Daraufhin wurden die 1100 Seiten mehrfach ausgedruckt. Die Beteiligten haben nun zwei Wochen Zeit, den Ausdruck mit dem Inhalt der zip-Datei zu vergleichen. So lange bleibt der Prozess unterbrochen.
Am Inhalt der Anklageschrift ändert das freilich nichts: Sie listet auf, wie die drei Angeklagten durch falsche Versprechen Arbeitnehmer dazu gebracht haben sollen, ihnen Vermögenswirksame Leistungen vom Lohn zu überweisen. Zudem seien Kreditverträge abgeschlossen und Arbeitgeber getäuscht worden. Viele Anleger hätten dabei nicht einmal bemerkt, dass sie gleichzeitig der Genossenschaft beigetreten waren. Das Geld sei aber mit Ausnahme einer Wohnung in Rothenstadt nicht in Immobilien geflossen, sondern in ein Luxusleben der Angeklagten – mit Edel-Urlauben, Sportwägen und Rolex-Uhren.

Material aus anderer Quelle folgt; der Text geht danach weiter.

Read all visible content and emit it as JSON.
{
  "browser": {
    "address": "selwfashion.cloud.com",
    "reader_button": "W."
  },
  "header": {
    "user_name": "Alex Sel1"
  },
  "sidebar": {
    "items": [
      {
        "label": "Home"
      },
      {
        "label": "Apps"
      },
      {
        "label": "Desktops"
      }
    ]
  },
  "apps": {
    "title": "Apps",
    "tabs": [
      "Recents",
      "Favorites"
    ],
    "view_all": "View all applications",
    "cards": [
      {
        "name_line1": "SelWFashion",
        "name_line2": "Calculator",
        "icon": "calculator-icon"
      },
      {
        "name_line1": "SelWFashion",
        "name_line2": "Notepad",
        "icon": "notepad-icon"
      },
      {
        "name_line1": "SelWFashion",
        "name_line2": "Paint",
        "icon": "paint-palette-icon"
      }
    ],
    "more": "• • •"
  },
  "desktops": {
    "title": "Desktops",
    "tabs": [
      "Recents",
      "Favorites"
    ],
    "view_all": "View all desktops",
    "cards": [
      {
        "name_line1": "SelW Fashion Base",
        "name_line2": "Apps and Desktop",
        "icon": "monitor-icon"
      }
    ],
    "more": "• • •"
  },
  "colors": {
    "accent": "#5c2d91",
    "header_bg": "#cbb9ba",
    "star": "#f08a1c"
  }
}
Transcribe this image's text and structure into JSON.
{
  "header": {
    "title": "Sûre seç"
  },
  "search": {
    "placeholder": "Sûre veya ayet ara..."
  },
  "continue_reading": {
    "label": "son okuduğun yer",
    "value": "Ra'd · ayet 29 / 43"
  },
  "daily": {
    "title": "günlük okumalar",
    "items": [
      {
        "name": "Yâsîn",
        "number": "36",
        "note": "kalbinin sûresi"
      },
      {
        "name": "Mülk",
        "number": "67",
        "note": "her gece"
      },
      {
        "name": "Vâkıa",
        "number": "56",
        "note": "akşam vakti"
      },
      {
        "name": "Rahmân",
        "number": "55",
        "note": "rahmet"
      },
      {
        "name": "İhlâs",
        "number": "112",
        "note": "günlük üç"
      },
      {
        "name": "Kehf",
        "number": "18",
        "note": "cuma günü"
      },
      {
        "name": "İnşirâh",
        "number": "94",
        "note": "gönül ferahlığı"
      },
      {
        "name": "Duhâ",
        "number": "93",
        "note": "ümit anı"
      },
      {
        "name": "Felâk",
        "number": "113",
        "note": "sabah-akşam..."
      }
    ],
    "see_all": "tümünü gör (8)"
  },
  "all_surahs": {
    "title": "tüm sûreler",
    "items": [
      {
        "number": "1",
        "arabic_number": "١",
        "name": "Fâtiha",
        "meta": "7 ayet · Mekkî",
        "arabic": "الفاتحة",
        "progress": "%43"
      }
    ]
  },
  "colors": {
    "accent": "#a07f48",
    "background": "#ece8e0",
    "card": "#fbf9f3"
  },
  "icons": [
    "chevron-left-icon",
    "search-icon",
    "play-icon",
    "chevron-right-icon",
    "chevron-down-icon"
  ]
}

Neben den 20955 Fällen des gewerbs- und bandenmäßigen Betrugs sind noch 42000 versuchte Fälle angeklagt. In diesen Fällen haben sich Arbeitgeber beispielsweise geweigert, den mysteriösen Forderungen nach Vermögenswirksamen Leitungen nachzukommen.
Erwartungsgemäß legt es die Schar von Verteidigern in diesem Prozess darauf an, mit Antragsfluten den Prozess kompliziert zu machen und Revisionsgründe zu sammeln. Einen ersten Erfolg konnte heute bereits der Weidener Rechtsanwalt Rouven Colbatz versuchen. Er hatte den Vorwurf der nichtordungsgemäßen Zustellung der Anklageschrift als erster erhoben.
Der Prozess wird am 6. November um 9 Uhr fortgesetzt.